Kostenschock Kassen kündigen massiven Beitragsschub an

Um 0,5 Prozentpunkte sollten die Beiträge für die gesetzliche Krankenversicherung im kommenden Jahr ansteigen - so hat es die Politik angekündigt. Doch die Rechnung geht nicht auf. Der tatsächliche Anstieg wird wohl doppelt so hoch ausfallen.


Berlin - "Statt um 0,5 Prozent, wie von Bundeskanzlerin Angela Merkel angekündigt, werden die Beitragssätze um mehr als einen Prozentpunkt steigen müssen", sagte der Vorstandschef der AOK Baden-Württemberg, Rolf Hoberg. Als Grund nannte er die nach wie vor hohe Verschuldung vieler Krankenkassen. Sie summiere sich auf knapp vier Milliarden Euro oder 0,4 Beitragssatzpunkte, berichtete das "Handelsblatt" unter Verweis auf Kassenkreise.

Das Kabinett hatte am Mittwoch die Gesundheitsreform offiziell auf den Weg gebracht. Demnach sollen im kommenden Jahr die Beiträge zur gesetzlichen Krankenkasse um voraussichtlich 0,5 Prozentpunkte steigen. Außerdem soll 2008 ein Fonds eingerichtet werden, in den Beiträge von Arbeitnehmern und Arbeitgebern fließen sowie ein stufenweise steigender Betrag aus Steuermitteln. Aus dem Fonds sollen die Krankenkassen einen festen Betrag pro Versichertem erhalten.

Grünen-Chef Reinhard Bütikofer kritisierte die geplante Reform als schwarz-roten "Schmu". Er monierte, der Steuerzuschuss für das Gesundheitssystem von bislang 4,2 Milliarden Euro werde drastisch gekürzt, der Gesundheitsfonds aber "trotzdem unverdrossen als Einstieg in die Steuerfinanzierung verkauft". Dabei wisse niemand, woher in den nächsten Jahren das Geld für die Kinderversicherung kommen solle.

Auch die Erhöhung der Kassenbeiträge werde nicht reichen, um die steigenden Kosten zu decken, erklärte Bütikofer.
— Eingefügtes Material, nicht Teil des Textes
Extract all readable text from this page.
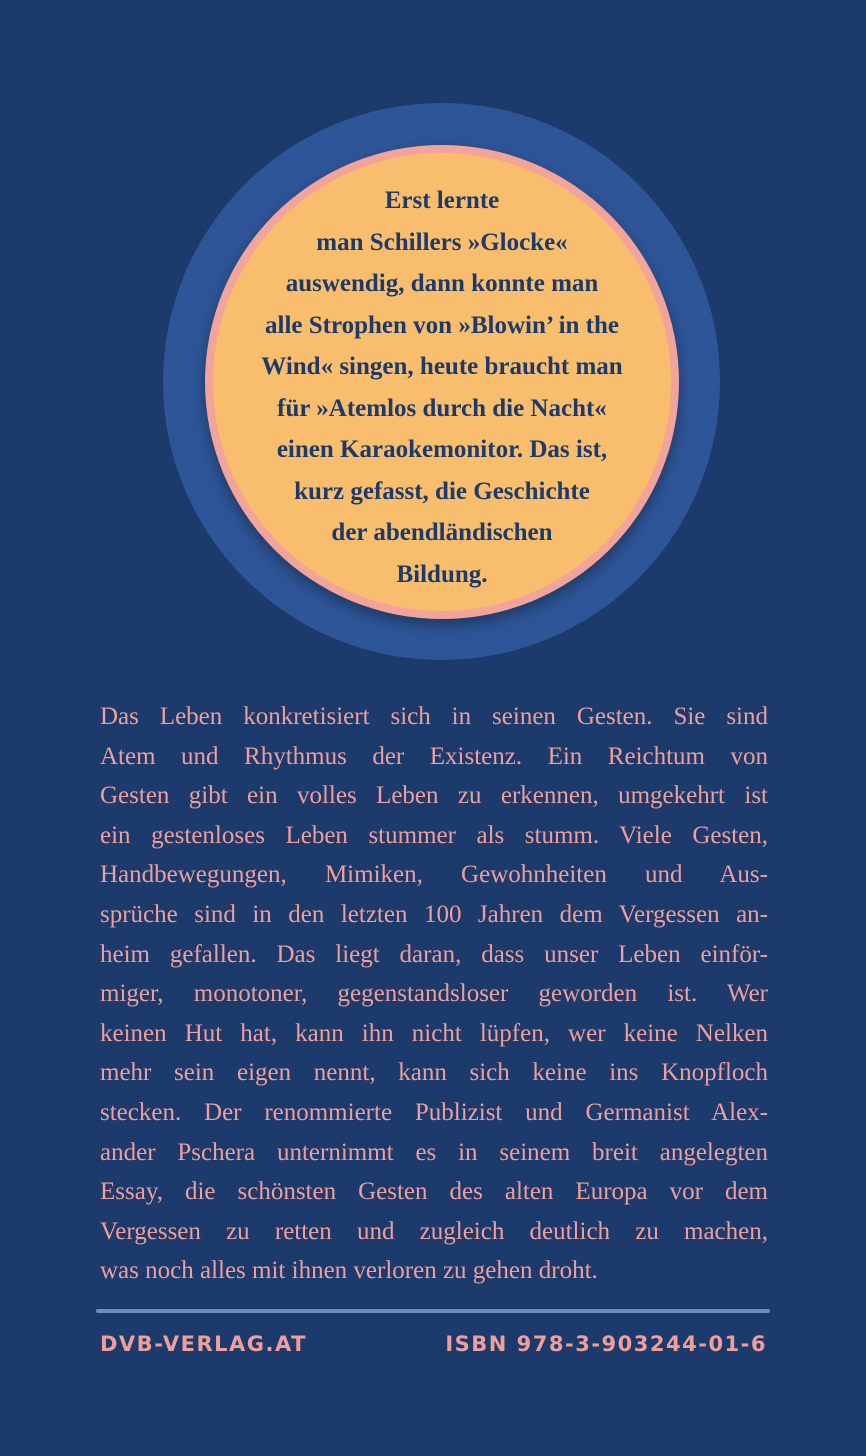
Erst lernte
man Schillers »Glocke«
auswendig, dann konnte man
alle Strophen von »Blowin’ in the
Wind« singen, heute braucht man
für »Atemlos durch die Nacht«
einen Karaokemonitor. Das ist,
kurz gefasst, die Geschichte
der abendländischen
Bildung.

Das Leben konkretisiert sich in seinen Gesten. Sie sind
Atem und Rhythmus der Existenz. Ein Reichtum von
Gesten gibt ein volles Leben zu erkennen, umgekehrt ist
ein gestenloses Leben stummer als stumm. Viele Gesten,
Handbewegungen, Mimiken, Gewohnheiten und Aus-
sprüche sind in den letzten 100 Jahren dem Vergessen an-
heim gefallen. Das liegt daran, dass unser Leben einför-
miger, monotoner, gegenstandsloser geworden ist. Wer
keinen Hut hat, kann ihn nicht lüpfen, wer keine Nelken
mehr sein eigen nennt, kann sich keine ins Knopfloch
stecken. Der renommierte Publizist und Germanist Alex-
ander Pschera unternimmt es in seinem breit angelegten
Essay, die schönsten Gesten des alten Europa vor dem
Vergessen zu retten und zugleich deutlich zu machen,
was noch alles mit ihnen verloren zu gehen droht.

DVB-VERLAG.AT	ISBN 978-3-903244-01-6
Dafür müsste die Koalition "wirklich an die Ausgabenstruktur heran und sich mit finanzstarken Interessenvertretern anlegen". Konkret forderte Bütikofer, das Apotheken-Mehrbesitz-Verbot aufzuheben, die Möglichkeit für eine ambulante Versorgung in Krankenhäusern auszuweiten und echten Wettbewerb zwischen gesetzlichen und privaten Kassen zu schaffen.

SPD-Kritiker: "Todesstoß für die solidarische Absicherung"

In der SPD bleibt der Gesundheitskompromiss der großen Koalition umstritten. Der stellvertretende Bundesvorsitzende der Arbeitsgemeinschaft der Sozialdemokraten im Gesundheitswesen (ASG), Armin Lang, sagte, die Vereinbarungen mit der Union seien "in wichtigen Teilen inakzeptabel". Dies werde "von einflussreichen SPD-Politikern aus dem gesamten Bundesgebiet, vor allem unter den SPD-Gesundheitsexperten, so gesehen".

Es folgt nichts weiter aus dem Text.